Protestant martyr William Hunter was burnt at the stake in Brentwood in 1555. A monument to him was erected by subscription in 1861 at Wilson's Corner. Brentwood School was founded in 1557 and established in 1558, in Ingrave Road and behind the greens on Shenfield Road by Sir Anthony Browne and the site of Hunter's execution in commemorated by a plaque in the school. Thomas Munn, 'gentleman brickmaker' of Brentwood, met a less noble end when he was hanged for robbing the Yarmouth mail and his body was exhibited in chains at Gallows Corner, a road junction a few miles from Brentwood, in Romford. A ducking stool was mentioned in 1584.

As the Roman road grew busier, Brentwood became a major coaching stop for stagecoaches, with plenty of inns for overnight accommodation as the horses were rested. A 'stage' was approximately ten miles, and being about 20 mi from London, Brentwood would have been a second stop for travellers to East Anglia. This has not changed; there is an above average number of pubs in the area - possibly due to the army being stationed at Warley Barracks until 1958. Some of the pubs date back to the 15th and 16th centuries. Brentwood was also significant as a hub for the London postal service, with a major post office since the 18th century. The major post office on the high street was closed in the 2008 budget cuts; Brentwood residents now must rely on sub-post offices.

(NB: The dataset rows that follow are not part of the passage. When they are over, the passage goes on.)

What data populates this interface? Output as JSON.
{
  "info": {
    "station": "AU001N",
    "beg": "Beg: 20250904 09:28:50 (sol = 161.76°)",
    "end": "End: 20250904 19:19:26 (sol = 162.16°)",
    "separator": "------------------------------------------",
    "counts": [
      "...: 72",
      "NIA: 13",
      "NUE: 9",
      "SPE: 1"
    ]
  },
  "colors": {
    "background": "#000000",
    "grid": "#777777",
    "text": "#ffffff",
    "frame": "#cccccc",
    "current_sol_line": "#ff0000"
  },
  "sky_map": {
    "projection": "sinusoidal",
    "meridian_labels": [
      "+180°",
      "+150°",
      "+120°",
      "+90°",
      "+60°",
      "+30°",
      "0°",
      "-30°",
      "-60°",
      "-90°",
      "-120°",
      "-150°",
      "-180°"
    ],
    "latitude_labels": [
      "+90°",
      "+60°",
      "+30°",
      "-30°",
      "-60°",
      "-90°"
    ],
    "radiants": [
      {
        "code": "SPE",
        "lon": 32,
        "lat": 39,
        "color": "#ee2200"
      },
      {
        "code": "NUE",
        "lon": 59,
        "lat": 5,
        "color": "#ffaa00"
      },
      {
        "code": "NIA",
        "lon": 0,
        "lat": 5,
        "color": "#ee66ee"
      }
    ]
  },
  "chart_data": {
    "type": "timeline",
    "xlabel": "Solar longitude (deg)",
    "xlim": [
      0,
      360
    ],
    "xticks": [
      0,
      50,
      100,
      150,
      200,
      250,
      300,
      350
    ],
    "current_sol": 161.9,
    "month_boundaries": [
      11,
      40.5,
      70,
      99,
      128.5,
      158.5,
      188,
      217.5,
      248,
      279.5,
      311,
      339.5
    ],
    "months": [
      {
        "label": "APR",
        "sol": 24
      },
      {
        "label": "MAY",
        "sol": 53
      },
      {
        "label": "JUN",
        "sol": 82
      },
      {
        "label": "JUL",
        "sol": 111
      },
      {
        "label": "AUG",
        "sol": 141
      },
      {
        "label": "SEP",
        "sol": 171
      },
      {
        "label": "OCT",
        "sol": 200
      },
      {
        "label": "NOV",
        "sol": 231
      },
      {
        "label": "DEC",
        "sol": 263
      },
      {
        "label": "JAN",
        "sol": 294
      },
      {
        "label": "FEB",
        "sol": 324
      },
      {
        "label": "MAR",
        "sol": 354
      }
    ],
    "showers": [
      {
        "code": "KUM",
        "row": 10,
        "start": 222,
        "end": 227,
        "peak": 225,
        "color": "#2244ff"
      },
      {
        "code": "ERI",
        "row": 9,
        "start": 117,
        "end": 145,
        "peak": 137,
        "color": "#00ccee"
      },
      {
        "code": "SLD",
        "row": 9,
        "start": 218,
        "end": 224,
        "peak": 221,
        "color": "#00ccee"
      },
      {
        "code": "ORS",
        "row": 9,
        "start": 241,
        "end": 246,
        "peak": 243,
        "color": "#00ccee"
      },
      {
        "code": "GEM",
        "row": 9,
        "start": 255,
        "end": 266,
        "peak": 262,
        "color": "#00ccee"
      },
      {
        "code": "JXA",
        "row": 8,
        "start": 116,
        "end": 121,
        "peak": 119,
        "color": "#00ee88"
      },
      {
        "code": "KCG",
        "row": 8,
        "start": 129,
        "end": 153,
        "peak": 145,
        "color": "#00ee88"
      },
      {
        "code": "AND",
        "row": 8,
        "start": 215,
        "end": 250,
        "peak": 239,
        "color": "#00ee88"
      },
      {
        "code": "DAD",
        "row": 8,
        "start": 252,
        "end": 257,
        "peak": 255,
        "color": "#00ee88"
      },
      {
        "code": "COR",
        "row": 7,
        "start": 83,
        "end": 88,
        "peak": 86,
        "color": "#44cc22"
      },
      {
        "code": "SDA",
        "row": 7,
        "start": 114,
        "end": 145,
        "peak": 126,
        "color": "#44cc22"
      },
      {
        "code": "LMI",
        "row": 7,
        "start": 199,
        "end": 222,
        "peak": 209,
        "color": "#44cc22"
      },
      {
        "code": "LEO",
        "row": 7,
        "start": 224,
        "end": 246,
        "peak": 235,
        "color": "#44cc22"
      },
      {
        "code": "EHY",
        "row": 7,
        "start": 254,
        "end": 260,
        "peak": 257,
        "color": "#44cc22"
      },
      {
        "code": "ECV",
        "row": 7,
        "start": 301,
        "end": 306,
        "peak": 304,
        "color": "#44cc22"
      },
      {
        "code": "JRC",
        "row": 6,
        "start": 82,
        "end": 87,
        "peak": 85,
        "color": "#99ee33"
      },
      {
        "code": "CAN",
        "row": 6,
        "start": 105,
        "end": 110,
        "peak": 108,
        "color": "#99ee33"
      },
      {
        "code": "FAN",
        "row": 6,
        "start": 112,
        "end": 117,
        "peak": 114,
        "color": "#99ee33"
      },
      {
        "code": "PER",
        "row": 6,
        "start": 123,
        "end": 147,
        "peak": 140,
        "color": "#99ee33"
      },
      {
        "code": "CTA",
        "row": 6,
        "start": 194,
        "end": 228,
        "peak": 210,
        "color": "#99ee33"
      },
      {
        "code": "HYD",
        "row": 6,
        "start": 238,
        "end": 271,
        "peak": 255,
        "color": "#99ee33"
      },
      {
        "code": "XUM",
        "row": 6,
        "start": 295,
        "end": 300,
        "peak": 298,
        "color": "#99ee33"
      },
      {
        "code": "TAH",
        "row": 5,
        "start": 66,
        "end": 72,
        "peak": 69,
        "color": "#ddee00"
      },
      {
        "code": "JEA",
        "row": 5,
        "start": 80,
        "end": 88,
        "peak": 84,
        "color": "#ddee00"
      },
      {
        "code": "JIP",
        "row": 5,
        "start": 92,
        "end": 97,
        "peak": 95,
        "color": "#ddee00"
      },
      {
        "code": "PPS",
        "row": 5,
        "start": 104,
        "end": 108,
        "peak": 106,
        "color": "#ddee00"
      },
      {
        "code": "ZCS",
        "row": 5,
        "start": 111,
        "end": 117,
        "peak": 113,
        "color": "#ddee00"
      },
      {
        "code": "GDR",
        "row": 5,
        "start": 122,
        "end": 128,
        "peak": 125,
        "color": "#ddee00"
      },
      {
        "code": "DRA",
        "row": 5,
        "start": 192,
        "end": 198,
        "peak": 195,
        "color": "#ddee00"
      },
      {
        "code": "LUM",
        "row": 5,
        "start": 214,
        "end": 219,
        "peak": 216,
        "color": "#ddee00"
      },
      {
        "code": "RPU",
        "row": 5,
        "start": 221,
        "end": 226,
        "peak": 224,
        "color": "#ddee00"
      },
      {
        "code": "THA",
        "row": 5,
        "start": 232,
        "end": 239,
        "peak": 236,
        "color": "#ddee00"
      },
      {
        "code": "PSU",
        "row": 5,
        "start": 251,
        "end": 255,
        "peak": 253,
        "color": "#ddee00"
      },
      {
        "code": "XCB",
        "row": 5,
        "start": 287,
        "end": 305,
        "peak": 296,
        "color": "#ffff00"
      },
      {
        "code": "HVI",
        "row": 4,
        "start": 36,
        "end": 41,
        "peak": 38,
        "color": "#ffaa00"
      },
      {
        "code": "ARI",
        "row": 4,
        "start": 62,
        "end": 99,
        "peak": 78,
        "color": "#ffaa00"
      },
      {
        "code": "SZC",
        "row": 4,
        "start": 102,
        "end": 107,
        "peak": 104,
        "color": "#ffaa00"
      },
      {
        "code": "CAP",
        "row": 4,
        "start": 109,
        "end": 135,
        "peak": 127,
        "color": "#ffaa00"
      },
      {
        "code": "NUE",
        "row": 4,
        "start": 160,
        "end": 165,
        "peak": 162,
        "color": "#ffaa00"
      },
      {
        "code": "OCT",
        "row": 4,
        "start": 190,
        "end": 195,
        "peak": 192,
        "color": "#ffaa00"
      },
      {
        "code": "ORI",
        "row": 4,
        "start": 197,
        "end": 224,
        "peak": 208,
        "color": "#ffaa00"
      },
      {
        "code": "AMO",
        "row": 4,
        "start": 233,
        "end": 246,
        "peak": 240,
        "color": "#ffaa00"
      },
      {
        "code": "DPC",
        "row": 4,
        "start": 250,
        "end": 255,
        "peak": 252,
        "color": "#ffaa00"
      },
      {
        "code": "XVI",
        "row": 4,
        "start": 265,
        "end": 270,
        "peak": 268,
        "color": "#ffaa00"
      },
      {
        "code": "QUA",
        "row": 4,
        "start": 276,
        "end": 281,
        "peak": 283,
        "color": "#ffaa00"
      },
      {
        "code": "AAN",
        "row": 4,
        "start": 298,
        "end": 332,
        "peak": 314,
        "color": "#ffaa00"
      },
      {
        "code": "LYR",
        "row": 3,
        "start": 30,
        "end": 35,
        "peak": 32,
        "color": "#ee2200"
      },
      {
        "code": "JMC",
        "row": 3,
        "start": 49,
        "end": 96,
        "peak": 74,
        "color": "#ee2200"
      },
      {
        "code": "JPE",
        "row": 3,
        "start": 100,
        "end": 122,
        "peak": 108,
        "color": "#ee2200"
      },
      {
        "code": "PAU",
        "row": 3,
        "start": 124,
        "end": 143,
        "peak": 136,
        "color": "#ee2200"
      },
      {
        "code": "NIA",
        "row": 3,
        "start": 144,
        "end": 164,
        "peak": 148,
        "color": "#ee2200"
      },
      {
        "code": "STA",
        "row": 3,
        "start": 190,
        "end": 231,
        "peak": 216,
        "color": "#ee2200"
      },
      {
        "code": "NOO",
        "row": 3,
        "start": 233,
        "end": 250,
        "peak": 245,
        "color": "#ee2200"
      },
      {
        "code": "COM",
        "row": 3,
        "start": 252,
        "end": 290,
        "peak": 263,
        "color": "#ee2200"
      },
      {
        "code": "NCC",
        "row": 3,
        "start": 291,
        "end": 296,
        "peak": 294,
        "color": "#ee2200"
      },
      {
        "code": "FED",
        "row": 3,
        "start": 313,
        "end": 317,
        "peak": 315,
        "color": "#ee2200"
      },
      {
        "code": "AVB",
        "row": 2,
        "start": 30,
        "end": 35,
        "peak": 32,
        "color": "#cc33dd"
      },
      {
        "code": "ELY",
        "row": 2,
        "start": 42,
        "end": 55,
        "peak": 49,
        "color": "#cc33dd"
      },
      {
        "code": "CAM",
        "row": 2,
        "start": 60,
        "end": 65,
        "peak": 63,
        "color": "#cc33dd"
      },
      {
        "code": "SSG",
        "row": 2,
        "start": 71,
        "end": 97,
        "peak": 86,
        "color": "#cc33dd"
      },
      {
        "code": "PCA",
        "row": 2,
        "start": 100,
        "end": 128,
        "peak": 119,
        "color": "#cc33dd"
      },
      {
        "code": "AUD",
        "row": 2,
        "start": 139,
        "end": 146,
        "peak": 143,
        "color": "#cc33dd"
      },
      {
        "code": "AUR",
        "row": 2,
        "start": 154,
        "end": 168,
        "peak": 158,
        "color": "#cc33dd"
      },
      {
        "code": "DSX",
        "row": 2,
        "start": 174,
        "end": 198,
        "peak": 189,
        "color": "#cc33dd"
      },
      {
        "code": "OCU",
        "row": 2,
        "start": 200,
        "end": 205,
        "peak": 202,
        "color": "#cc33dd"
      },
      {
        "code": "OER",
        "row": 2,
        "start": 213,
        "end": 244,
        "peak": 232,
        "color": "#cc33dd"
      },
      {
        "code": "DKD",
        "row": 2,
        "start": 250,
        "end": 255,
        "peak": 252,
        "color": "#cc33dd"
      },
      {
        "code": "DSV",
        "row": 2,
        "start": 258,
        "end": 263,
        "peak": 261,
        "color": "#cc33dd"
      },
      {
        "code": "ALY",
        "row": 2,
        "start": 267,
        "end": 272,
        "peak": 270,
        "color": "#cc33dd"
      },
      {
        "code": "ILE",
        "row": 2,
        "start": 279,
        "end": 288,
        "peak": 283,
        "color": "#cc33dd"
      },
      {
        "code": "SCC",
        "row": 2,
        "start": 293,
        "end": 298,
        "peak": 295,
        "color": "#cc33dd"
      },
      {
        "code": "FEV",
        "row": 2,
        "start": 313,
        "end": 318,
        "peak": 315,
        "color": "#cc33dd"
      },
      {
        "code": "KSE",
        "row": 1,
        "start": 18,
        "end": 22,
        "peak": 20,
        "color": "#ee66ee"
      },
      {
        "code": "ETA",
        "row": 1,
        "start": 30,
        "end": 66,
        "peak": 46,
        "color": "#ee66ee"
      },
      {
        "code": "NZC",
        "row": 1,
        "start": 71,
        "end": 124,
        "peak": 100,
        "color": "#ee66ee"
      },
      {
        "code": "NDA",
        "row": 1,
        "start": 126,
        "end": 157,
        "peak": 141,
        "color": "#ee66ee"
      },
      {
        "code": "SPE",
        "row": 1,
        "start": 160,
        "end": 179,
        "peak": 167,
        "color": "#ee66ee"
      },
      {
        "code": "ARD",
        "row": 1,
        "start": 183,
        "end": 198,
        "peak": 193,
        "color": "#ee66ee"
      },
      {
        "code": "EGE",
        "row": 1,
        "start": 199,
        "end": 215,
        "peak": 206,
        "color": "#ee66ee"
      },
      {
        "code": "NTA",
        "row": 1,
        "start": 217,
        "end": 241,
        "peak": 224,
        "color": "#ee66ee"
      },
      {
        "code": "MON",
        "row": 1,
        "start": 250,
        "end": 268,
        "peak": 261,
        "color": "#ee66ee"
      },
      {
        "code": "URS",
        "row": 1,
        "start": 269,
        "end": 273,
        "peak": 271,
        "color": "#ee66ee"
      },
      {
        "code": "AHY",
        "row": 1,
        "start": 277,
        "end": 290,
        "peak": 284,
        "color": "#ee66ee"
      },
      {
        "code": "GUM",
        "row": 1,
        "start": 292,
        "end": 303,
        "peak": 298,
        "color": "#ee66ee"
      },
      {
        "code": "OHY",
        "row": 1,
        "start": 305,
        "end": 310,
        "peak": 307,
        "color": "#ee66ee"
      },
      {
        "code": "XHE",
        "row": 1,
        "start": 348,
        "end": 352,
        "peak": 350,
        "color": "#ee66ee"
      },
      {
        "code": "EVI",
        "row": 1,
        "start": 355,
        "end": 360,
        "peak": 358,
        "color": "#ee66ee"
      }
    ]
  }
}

Daniel Defoe wrote about Brentwood as being "...full of good inns, and chiefly maintained by the excessive multitude of carriers and passengers, which are constantly passing this way to London, with droves of cattle, provisions and manufactures."

The 'Brentwood Ring', the earliest Christian ring ever to have been discovered in Britain was found in Brentwood in the late 1940s. It now resides at the British Museum in London. The only other ring of its type in existence can be found at the Vatican Museum in Rome.

===Modern history===
Brentwood railway station was opened in 1840 by the Eastern Counties Railway on its main line from London. Brentwood temporarily served as the line's eastern terminus until the rest of the line to Colchester was completed in 1843.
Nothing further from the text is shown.